Dr Suresh, Assistant Deputy Medical Superinten–dent at CHK, told Dawn that seven patients were currently under treatment at the burns ward. Usually only patients with under 30 per cent burns survive, he says, adding that some of the survivors have sustained between 60 and 90 per cent burn injuries.

Some victims brought to the hospital were sent to the orthopaedic wing as they sustained broken limbs after the impact from the explosion threw them several metres away.

At the Civil Hospital’s orthopaedic ward, Dr Asad says several victims were advised to opt for limb amputation owing to the severity of their burns.

Mushtaq Ahmed is another victim of the tragedy. Frustrated by unemployment in his native village of Dir in Khyber Pakhtunkhawa, the teenager was happy to find a job that paid Rs57 per hour.

He received multiple fractures on his left leg and his elbow was dislocated. Doctors are waiting for the swelling to reduce so that he can be operated upon.

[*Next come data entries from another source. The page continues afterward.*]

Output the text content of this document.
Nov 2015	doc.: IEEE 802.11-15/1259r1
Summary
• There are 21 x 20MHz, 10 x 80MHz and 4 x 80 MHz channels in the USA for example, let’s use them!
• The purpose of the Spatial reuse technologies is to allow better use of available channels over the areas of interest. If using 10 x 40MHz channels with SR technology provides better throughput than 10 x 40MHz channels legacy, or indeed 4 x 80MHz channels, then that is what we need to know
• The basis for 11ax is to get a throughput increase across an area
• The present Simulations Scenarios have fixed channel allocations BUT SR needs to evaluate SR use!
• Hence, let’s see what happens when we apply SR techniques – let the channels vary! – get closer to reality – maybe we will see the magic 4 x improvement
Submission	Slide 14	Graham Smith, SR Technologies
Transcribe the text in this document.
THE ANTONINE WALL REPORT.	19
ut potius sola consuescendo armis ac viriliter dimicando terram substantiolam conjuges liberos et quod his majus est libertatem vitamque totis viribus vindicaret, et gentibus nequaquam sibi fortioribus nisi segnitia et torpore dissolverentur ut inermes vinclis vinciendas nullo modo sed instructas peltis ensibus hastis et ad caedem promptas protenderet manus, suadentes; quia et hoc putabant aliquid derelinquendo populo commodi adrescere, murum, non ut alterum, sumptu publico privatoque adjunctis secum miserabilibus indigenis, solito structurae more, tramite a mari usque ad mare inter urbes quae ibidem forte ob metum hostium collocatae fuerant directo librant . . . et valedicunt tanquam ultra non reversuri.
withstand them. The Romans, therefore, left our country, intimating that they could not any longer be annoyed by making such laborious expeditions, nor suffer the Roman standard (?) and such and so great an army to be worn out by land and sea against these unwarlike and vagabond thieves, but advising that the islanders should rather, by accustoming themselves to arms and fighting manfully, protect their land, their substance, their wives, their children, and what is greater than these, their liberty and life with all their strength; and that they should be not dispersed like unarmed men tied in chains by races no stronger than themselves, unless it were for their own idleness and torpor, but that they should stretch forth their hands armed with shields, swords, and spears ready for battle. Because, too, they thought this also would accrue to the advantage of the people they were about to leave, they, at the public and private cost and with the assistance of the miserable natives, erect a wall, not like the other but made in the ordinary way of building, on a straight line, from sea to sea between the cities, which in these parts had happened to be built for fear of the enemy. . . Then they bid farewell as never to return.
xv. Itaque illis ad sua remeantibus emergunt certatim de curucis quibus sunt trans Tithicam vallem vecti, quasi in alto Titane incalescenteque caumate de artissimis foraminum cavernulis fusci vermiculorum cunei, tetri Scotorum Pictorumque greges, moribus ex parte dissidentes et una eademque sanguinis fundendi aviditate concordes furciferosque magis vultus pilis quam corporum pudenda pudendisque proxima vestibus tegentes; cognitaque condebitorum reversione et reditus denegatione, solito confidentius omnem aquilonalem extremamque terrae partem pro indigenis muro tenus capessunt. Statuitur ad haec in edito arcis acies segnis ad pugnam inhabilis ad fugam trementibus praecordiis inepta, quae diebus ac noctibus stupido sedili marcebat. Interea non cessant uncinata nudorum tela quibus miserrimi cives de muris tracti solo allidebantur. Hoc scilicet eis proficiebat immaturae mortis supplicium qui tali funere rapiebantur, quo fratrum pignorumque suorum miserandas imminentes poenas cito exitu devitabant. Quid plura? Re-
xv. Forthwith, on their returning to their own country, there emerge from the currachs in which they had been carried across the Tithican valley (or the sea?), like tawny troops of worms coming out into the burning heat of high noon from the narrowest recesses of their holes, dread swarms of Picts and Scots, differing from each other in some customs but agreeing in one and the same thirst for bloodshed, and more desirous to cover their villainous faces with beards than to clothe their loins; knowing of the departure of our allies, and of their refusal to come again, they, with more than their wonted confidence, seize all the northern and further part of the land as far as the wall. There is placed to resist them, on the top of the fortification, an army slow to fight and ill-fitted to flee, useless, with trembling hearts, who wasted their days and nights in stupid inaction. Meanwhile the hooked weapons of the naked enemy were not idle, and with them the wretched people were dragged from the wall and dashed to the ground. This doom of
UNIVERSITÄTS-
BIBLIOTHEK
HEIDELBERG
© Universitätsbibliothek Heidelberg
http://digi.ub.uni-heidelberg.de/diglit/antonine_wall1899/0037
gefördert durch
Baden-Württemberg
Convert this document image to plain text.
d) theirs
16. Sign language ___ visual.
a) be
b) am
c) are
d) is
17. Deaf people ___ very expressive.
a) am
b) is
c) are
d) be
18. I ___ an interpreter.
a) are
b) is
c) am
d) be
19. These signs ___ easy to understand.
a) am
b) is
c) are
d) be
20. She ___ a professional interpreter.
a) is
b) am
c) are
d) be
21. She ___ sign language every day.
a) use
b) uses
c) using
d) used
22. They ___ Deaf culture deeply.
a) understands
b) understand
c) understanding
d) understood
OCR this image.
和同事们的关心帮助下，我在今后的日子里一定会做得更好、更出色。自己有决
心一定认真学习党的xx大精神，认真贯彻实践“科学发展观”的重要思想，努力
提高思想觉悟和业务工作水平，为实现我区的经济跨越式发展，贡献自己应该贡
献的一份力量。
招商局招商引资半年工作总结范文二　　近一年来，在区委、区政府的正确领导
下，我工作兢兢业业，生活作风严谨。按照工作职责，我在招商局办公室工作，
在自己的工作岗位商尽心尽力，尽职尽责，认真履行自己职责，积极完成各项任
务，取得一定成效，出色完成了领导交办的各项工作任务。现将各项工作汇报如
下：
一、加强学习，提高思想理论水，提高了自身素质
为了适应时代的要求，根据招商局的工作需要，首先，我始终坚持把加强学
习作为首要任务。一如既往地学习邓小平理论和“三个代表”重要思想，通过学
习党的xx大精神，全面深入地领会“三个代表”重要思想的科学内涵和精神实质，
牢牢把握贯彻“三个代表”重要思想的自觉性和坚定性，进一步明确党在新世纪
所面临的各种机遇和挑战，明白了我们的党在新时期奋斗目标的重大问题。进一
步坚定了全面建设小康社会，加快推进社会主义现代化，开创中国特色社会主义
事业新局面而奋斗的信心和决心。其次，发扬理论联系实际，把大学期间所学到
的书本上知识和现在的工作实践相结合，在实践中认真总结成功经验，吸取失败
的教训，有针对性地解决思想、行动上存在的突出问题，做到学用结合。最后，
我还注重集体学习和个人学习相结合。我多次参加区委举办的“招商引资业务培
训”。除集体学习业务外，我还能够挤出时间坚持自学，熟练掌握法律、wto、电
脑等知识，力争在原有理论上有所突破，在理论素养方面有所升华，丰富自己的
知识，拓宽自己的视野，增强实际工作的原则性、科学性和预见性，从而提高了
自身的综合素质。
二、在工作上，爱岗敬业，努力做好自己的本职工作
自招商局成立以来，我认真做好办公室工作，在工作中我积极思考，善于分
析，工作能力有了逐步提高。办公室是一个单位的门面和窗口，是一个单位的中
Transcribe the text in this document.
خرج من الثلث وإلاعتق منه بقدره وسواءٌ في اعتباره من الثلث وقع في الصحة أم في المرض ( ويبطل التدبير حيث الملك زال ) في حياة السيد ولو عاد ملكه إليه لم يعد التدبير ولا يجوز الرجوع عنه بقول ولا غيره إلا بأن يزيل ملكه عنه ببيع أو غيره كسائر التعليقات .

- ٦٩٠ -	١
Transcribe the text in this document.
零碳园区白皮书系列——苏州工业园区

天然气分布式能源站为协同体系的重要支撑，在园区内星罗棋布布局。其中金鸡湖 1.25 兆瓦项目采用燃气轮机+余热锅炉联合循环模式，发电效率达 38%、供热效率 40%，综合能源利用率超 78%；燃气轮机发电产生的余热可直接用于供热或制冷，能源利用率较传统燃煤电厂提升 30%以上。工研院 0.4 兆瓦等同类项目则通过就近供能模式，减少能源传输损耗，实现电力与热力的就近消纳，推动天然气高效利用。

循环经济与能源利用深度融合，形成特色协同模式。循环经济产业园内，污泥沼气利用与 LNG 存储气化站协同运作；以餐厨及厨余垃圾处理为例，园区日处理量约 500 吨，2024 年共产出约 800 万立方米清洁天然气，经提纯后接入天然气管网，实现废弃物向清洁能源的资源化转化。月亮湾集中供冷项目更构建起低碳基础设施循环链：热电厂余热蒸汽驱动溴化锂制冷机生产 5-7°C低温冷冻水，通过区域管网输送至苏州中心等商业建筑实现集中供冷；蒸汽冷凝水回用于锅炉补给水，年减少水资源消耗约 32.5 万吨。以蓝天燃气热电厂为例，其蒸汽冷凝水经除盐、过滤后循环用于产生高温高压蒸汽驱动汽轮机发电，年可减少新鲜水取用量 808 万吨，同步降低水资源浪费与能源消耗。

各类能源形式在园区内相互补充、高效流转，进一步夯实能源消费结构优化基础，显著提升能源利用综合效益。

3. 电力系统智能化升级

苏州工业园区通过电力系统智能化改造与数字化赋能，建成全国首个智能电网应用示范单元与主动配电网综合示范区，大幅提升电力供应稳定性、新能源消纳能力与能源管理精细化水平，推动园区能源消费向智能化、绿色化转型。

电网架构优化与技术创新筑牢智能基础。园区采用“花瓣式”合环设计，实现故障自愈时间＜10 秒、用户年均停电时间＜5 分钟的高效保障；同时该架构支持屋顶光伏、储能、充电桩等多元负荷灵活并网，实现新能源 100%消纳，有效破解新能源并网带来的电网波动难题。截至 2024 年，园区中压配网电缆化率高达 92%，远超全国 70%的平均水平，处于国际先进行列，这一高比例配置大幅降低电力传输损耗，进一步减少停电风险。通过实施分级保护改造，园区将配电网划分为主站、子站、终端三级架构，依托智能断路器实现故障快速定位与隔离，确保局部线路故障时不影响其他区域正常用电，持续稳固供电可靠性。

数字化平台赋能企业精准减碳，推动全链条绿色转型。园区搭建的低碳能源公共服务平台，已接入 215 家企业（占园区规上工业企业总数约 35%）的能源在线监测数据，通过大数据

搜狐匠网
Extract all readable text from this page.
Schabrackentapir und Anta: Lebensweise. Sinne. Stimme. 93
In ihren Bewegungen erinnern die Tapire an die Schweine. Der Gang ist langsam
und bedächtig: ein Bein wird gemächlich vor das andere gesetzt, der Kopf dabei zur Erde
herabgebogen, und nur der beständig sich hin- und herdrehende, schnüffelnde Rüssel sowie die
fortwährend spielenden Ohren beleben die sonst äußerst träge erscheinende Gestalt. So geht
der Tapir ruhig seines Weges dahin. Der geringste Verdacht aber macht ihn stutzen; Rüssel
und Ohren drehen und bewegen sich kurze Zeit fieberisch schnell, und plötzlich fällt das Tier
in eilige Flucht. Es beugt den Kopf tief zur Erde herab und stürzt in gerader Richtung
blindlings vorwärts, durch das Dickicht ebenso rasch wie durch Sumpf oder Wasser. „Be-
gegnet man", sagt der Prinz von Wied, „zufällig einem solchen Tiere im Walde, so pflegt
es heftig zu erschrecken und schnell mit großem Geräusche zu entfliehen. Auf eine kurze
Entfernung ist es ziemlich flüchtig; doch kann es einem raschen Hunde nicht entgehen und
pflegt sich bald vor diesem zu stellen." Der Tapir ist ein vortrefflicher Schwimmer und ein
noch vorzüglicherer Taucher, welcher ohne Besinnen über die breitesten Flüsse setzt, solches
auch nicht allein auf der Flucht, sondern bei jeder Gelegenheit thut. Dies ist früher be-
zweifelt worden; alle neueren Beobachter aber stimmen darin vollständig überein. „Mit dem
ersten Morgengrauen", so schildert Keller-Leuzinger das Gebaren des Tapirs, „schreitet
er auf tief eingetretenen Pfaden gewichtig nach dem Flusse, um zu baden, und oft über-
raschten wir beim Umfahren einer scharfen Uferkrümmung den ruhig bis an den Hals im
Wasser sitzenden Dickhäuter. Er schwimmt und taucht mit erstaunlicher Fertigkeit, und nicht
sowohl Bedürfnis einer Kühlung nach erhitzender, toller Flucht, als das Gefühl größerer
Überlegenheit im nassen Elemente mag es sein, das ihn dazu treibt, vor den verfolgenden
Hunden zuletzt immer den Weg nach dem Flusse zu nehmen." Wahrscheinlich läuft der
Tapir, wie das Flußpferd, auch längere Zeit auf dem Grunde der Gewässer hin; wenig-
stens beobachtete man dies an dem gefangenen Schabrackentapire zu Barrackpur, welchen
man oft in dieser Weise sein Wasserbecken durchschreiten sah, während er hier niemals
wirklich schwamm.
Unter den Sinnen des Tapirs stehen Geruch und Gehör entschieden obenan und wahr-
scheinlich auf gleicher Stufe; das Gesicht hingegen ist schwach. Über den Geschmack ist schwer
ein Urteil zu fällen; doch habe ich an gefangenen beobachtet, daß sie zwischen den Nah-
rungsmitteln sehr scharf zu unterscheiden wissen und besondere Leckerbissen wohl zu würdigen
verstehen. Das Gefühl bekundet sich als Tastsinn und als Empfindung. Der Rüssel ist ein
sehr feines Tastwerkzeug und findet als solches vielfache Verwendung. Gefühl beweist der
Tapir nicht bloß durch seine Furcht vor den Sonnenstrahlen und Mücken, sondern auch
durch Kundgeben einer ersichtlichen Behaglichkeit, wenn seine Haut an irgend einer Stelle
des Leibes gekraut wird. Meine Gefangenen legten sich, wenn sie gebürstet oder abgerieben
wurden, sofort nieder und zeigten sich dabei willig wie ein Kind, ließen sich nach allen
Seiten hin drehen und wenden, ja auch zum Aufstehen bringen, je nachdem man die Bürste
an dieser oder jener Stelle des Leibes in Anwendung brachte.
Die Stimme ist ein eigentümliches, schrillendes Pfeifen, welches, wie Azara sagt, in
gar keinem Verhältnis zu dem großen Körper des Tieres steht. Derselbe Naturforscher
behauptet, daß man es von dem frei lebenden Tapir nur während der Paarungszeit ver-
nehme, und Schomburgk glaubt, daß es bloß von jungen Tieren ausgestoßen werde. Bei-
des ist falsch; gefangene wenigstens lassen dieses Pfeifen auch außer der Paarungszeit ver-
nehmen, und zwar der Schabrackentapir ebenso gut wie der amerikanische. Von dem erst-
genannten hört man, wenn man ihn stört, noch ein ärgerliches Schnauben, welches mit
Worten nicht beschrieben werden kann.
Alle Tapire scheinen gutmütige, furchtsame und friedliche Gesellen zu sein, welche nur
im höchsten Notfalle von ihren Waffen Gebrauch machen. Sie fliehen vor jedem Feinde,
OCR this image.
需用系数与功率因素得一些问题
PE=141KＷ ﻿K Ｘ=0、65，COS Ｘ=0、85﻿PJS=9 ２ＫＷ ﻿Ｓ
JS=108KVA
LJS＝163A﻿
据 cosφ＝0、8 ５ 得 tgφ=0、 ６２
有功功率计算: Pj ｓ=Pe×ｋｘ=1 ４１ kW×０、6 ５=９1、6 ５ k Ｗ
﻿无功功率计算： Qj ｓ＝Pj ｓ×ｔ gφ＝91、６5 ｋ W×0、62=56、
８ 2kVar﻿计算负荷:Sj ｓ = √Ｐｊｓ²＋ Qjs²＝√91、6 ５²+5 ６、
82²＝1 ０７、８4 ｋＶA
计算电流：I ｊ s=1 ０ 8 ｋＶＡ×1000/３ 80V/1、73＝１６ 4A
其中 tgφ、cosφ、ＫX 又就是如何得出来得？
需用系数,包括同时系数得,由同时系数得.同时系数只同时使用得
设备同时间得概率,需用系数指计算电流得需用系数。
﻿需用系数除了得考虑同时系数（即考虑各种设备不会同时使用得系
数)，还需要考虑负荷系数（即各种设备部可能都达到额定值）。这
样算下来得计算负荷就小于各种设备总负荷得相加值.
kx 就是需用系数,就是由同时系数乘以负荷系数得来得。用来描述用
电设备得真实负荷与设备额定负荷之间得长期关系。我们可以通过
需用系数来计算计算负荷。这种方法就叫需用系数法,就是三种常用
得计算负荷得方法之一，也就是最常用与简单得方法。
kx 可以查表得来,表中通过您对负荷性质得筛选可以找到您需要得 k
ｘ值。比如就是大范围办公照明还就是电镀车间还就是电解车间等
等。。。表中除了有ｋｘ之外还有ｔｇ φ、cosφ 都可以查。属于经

“I was on the deck of the ship and was tying a rope to a hook when I heard a bang and saw flames leaping into the sky. I fell to the ground from a 150-feet high platform,” he recalls, adding that there were about 300 labourers on board when the fire erupted.

Although high-ups ranging from the prime minister to the Balochistan chief minister have ordered an inquiry and constituted committees to look into the matter, no rocket science is needed to establish which elements are responsible for the tragedy, for the inhuman behaviour meted to these labourers and negligence that caused the second largest inferno in the country’s industrial history.

Speaking to Dawn, Aabida Ali, of the Pakistan Institute of Labour Education and Research and a member of HRCP, said that around 120 workers had gone missing and that no safety measures were taken throughout the duration of their work.

She said Pakistan needed to ensure true implementation of the Basel Convention on hazardous waste for safe and environmentally sound recycling of ships in order to make workplaces safer.

“Provincial governments need to formulate pro-worker labour policies ensuring their right to organise collective bargaining and implementation of occupational health and safety standards,” Dr Ali said.